Bonhoeffer, Ethique, p.46-47.
3 Transmettre
Les v.6-9 se préoccupent des formes concrètes que doit revêtir l'amour du
peuple pour son Dieu. Il s'agit de transmettre le commandement de manière
visible, pour que le fil de la transmission ne soit pas rompu: c'est la catéchèse
familiale (v.7; cf. 20-25: "Quand ton fils te demandera...). De plus, il faut que la
suivance au titre de "signe" s'inscrive sur le corps (v.8: origine des phylactères)

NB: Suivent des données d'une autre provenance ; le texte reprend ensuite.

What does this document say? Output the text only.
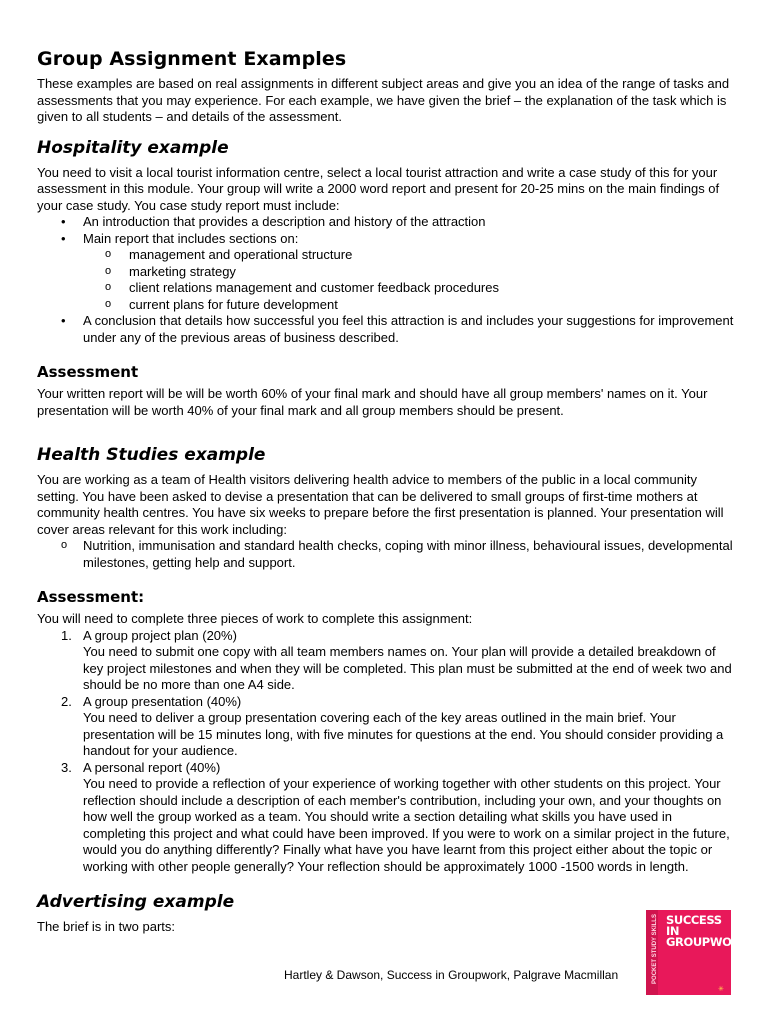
Group Assignment Examples

These examples are based on real assignments in different subject areas and give you an idea of the range of tasks and assessments that you may experience. For each example, we have given the brief – the explanation of the task which is given to all students – and details of the assessment.

Hospitality example

You need to visit a local tourist information centre, select a local tourist attraction and write a case study of this for your assessment in this module. Your group will write a 2000 word report and present for 20-25 mins on the main findings of your case study. You case study report must include:

• An introduction that provides a description and history of the attraction
• Main report that includes sections on:
o management and operational structure
o marketing strategy
o client relations management and customer feedback procedures
o current plans for future development
• A conclusion that details how successful you feel this attraction is and includes your suggestions for improvement under any of the previous areas of business described.
Assessment

Your written report will be will be worth 60% of your final mark and should have all group members' names on it. Your presentation will be worth 40% of your final mark and all group members should be present.

Health Studies example

You are working as a team of Health visitors delivering health advice to members of the public in a local community setting. You have been asked to devise a presentation that can be delivered to small groups of first-time mothers at community health centres. You have six weeks to prepare before the first presentation is planned. Your presentation will cover areas relevant for this work including:

o Nutrition, immunisation and standard health checks, coping with minor illness, behavioural issues, developmental milestones, getting help and support.
Assessment:

You will need to complete three pieces of work to complete this assignment:

1. A group project plan (20%)
You need to submit one copy with all team members names on. Your plan will provide a detailed breakdown of key project milestones and when they will be completed. This plan must be submitted at the end of week two and should be no more than one A4 side.
2. A group presentation (40%)
You need to deliver a group presentation covering each of the key areas outlined in the main brief. Your presentation will be 15 minutes long, with five minutes for questions at the end. You should consider providing a handout for your audience.
3. A personal report (40%)
You need to provide a reflection of your experience of working together with other students on this project. Your reflection should include a description of each member's contribution, including your own, and your thoughts on how well the group worked as a team. You should write a section detailing what skills you have used in completing this project and what could have been improved. If you were to work on a similar project in the future, would you do anything differently? Finally what have you have learnt from this project either about the topic or working with other people generally? Your reflection should be approximately 1000 -1500 words in length.
Advertising example

The brief is in two parts:

Hartley & Dawson, Success in Groupwork, Palgrave Macmillan	POCKET STUDY SKILLS SUCCESS IN
GROUPWORK
✳
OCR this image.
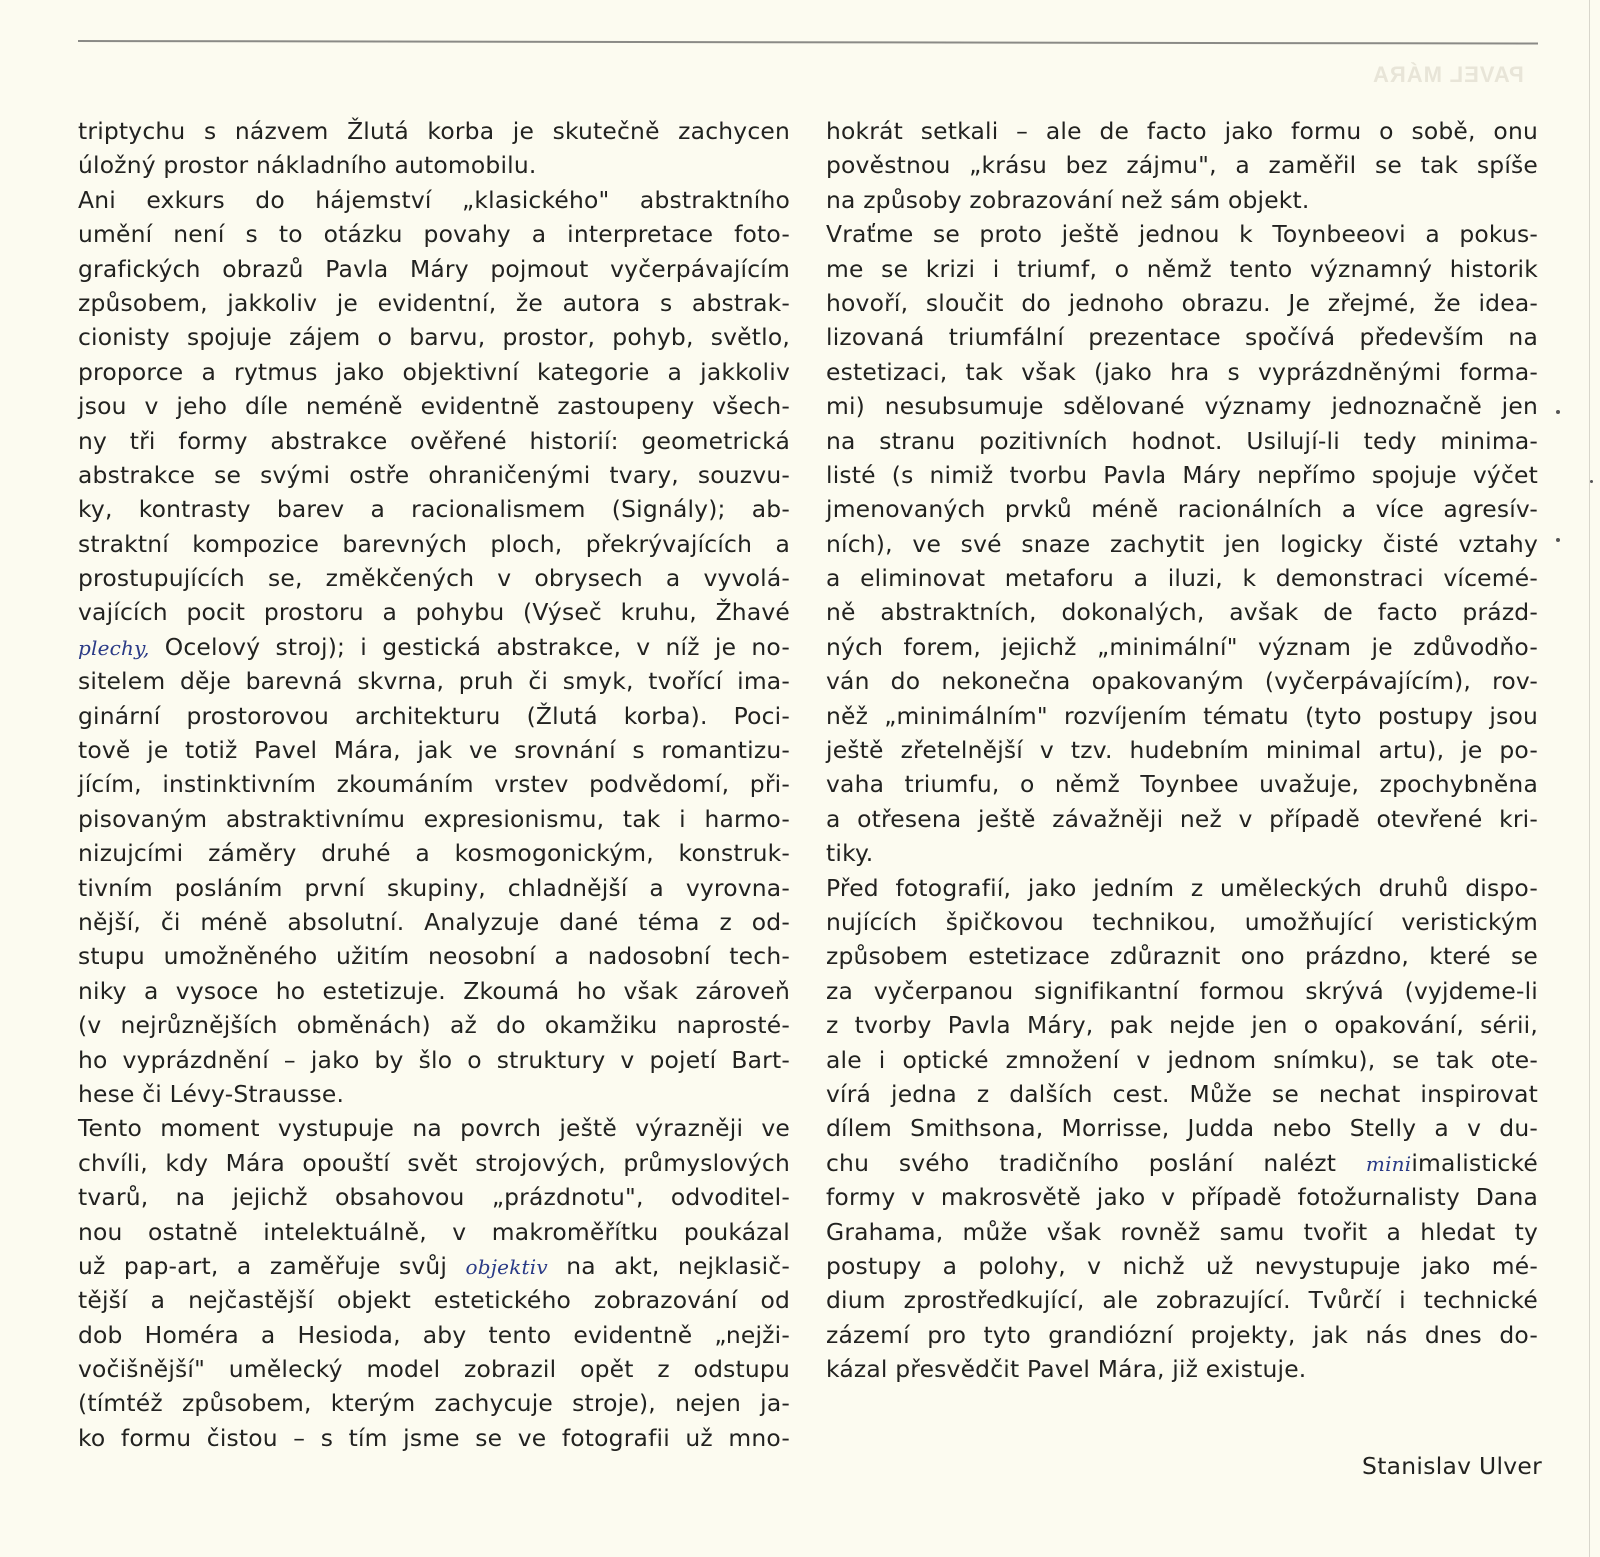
PAVEL MÁRA
triptychu s názvem Žlutá korba je skutečně zachycen
úložný prostor nákladního automobilu.
Ani exkurs do hájemství „klasického" abstraktního
umění není s to otázku povahy a interpretace foto-
grafických obrazů Pavla Máry pojmout vyčerpávajícím
způsobem, jakkoliv je evidentní, že autora s abstrak-
cionisty spojuje zájem o barvu, prostor, pohyb, světlo,
proporce a rytmus jako objektivní kategorie a jakkoliv
jsou v jeho díle neméně evidentně zastoupeny všech-
ny tři formy abstrakce ověřené historií: geometrická
abstrakce se svými ostře ohraničenými tvary, souzvu-
ky, kontrasty barev a racionalismem (Signály); ab-
straktní kompozice barevných ploch, překrývajících a
prostupujících se, změkčených v obrysech a vyvolá-
vajících pocit prostoru a pohybu (Výseč kruhu, Žhavé
plechy, Ocelový stroj); i gestická abstrakce, v níž je no-
sitelem děje barevná skvrna, pruh či smyk, tvořící ima-
ginární prostorovou architekturu (Žlutá korba). Poci-
tově je totiž Pavel Mára, jak ve srovnání s romantizu-
jícím, instinktivním zkoumáním vrstev podvědomí, při-
pisovaným abstraktivnímu expresionismu, tak i harmo-
nizujcími záměry druhé a kosmogonickým, konstruk-
tivním posláním první skupiny, chladnější a vyrovna-
nější, či méně absolutní. Analyzuje dané téma z od-
stupu umožněného užitím neosobní a nadosobní tech-
niky a vysoce ho estetizuje. Zkoumá ho však zároveň
(v nejrůznějších obměnách) až do okamžiku naprosté-
ho vyprázdnění – jako by šlo o struktury v pojetí Bart-
hese či Lévy-Strausse.
Tento moment vystupuje na povrch ještě výrazněji ve
chvíli, kdy Mára opouští svět strojových, průmyslových
tvarů, na jejichž obsahovou „prázdnotu", odvoditel-
nou ostatně intelektuálně, v makroměřítku poukázal
už pap-art, a zaměřuje svůj objektiv na akt, nejklasič-
tější a nejčastější objekt estetického zobrazování od
dob Homéra a Hesioda, aby tento evidentně „nejži-
vočišnější" umělecký model zobrazil opět z odstupu
(tímtéž způsobem, kterým zachycuje stroje), nejen ja-
ko formu čistou – s tím jsme se ve fotografii už mno-
hokrát setkali – ale de facto jako formu o sobě, onu
pověstnou „krásu bez zájmu", a zaměřil se tak spíše
na způsoby zobrazování než sám objekt.
Vraťme se proto ještě jednou k Toynbeeovi a pokus-
me se krizi i triumf, o němž tento významný historik
hovoří, sloučit do jednoho obrazu. Je zřejmé, že idea-
lizovaná triumfální prezentace spočívá především na
estetizaci, tak však (jako hra s vyprázdněnými forma-
mi) nesubsumuje sdělované významy jednoznačně jen
na stranu pozitivních hodnot. Usilují-li tedy minima-
listé (s nimiž tvorbu Pavla Máry nepřímo spojuje výčet
jmenovaných prvků méně racionálních a více agresív-
ních), ve své snaze zachytit jen logicky čisté vztahy
a eliminovat metaforu a iluzi, k demonstraci vícemé-
ně abstraktních, dokonalých, avšak de facto prázd-
ných forem, jejichž „minimální" význam je zdůvodňo-
ván do nekonečna opakovaným (vyčerpávajícím), rov-
něž „minimálním" rozvíjením tématu (tyto postupy jsou
ještě zřetelnější v tzv. hudebním minimal artu), je po-
vaha triumfu, o němž Toynbee uvažuje, zpochybněna
a otřesena ještě závažněji než v případě otevřené kri-
tiky.
Před fotografií, jako jedním z uměleckých druhů dispo-
nujících špičkovou technikou, umožňující veristickým
způsobem estetizace zdůraznit ono prázdno, které se
za vyčerpanou signifikantní formou skrývá (vyjdeme-li
z tvorby Pavla Máry, pak nejde jen o opakování, sérii,
ale i optické zmnožení v jednom snímku), se tak ote-
vírá jedna z dalších cest. Může se nechat inspirovat
dílem Smithsona, Morrisse, Judda nebo Stelly a v du-
chu svého tradičního poslání nalézt miniimalistické
formy v makrosvětě jako v případě fotožurnalisty Dana
Grahama, může však rovněž samu tvořit a hledat ty
postupy a polohy, v nichž už nevystupuje jako mé-
dium zprostředkující, ale zobrazující. Tvůrčí i technické
zázemí pro tyto grandiózní projekty, jak nás dnes do-
kázal přesvědčit Pavel Mára, již existuje.
Stanislav Ulver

et jusque sur la porte de la maison (v.9: origine de la mezuzah). Les mains et les
yeux doivent s'associer au coeur et à l'âme dans une entreprise commune. Ce
n'est pas un individu, mais un peuple que Dieu veut susciter par l'amour. Cet
amour est mémoire, lutte contre l'oubli: "Oublier, ce serait laisser refleurir, dans
des terres à l'abandon, le germe des possibilités mauvaises. Le refus de l'oubli
est un acte d'amour. Il est éducatif. Il me garde, il garde l'Homme, il garde le
peuple coupable, d'un possible retour des forces du mal" (E. Amado Lévy-
Valensi).
Bibliographie
- K. BARTH, Dogmatique, vol. 4, trad. fr., Genève , Labor et Fides , 1954, 165-
183.
- M. WYSCHOGROD, "The "Shema Israel" in Judaism and the New Testament",
in: The Roots of our Common Faith, H.-G. LINK (éd.), Genève, COE, 1984, 23-
32.
- A. DE PURY et T. ROEMER, "Mémoire et catéchisme dans l'AT", in: Cahiers
du CEPOA 5, 1986, 81-92 (tiré-à-part).
- F. GARCIA LOPEZ, Le Deutéronome, une Loi prêchée, Cahier Évangile, 63,
1988, 19-23.
- B. GERHARDSSON, The Shema in the New Testament. Deuteronmy 6,4-5 in
Significant Passages, Lund, Novapress, 1996.
Note: Tous ces ouvrages ne sont pas à lire tout de suite! Première lecture
recommandée: les "Cahier Évangile", dont ce numéro 63 sur le Deutéronome.